The Times should have verified the blog as belonging to Hasan instead of reporting the sensational quote and back-pedaling away from it with "It could not be confirmed, however, that the writer was Major Hasan."
During the Virginia Tech shootings, the more adept NYT team covering that story at least managed to achieve some balance when they ended their background on Cho with:
The single deadliest shooting in the United States came in October 1991, when George Jo Hennard crashed his pickup truck through the window of a Luby's cafeteria in Killeen, Tex., then shot 22 people dead and wounded at least 20 others. He shot himself in the head."

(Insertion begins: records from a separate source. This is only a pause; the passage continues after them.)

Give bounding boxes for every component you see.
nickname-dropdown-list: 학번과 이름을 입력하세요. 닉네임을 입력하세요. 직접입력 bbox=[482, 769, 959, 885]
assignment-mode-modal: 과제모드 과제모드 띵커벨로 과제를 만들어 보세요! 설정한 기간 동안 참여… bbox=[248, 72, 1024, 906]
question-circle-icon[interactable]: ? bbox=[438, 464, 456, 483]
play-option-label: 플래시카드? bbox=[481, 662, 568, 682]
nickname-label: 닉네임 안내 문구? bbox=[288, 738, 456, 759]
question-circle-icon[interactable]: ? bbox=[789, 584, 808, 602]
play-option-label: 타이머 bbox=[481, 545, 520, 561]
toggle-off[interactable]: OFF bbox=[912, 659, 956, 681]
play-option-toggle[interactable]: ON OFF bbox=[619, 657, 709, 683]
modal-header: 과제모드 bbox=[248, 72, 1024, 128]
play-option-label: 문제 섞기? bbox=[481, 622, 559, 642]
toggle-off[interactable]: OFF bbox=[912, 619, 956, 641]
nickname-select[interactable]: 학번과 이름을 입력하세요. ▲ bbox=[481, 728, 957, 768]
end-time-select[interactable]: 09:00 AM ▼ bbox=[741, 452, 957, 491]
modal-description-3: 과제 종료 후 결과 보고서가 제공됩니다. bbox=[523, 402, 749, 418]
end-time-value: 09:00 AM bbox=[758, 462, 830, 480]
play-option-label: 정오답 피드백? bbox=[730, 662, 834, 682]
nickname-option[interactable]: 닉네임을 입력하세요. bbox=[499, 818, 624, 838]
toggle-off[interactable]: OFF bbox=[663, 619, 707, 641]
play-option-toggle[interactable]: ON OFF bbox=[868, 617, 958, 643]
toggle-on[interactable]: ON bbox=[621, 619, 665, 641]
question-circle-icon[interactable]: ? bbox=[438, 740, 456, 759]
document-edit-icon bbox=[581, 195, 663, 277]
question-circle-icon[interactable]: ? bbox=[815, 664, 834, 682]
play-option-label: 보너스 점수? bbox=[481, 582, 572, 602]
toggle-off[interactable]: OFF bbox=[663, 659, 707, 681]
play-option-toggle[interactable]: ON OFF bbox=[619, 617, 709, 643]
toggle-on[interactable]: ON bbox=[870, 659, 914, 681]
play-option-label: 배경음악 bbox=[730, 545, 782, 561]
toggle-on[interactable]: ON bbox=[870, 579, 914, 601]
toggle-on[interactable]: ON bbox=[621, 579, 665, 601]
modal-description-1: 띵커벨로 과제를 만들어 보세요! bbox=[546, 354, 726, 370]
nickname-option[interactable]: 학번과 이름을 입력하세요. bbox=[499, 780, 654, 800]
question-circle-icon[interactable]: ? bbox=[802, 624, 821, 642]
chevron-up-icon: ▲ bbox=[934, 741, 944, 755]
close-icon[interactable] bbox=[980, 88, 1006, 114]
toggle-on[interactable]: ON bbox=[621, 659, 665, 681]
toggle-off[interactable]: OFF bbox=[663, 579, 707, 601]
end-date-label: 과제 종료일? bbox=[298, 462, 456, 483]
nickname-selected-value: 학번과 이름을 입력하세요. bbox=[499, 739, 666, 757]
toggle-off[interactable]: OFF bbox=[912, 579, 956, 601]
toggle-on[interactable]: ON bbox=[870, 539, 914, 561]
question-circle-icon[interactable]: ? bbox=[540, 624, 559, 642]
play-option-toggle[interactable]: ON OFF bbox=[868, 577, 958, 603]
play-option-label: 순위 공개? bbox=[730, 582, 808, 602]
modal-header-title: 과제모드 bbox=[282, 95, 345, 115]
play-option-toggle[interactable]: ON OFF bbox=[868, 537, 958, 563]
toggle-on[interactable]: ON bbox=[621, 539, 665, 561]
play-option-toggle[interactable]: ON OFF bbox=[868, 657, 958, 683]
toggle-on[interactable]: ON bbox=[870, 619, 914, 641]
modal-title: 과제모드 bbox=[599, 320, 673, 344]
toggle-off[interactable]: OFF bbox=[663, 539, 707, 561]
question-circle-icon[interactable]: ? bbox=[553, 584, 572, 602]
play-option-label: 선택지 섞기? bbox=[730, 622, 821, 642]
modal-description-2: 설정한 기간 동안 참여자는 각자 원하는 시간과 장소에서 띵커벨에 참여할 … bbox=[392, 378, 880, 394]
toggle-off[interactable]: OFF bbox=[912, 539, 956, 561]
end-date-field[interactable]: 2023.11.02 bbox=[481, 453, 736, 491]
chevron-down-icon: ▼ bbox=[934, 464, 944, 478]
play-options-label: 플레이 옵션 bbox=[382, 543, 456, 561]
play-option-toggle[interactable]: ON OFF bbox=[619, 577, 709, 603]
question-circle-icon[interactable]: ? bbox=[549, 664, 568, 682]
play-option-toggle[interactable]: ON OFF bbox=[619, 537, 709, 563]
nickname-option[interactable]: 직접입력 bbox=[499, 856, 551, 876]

Why is Hennard not as infamous as Hasan, Cho, Harris or Klebold? Because the folks at Luby's in Kileen watching the news and eating their macaroni and cheese might find that a whole lot harder to swallow than a crazed Arab terrorist shooting up their military base.
White people do not like seeing themselves as being able to be that deranged, that awful, even though, by simple population dynamics alone, more often than not, Caucasians are the shooter, the mass murderer, the teen killer.
Perhaps it is time to revisit our treatment of these tragedies and find some balance in the coverage. Maybe we need to stop, and vet even the word of the FBI before we rush to beat the next guy to the story.
The truth is out there. It is just getting lost in the rush to be first.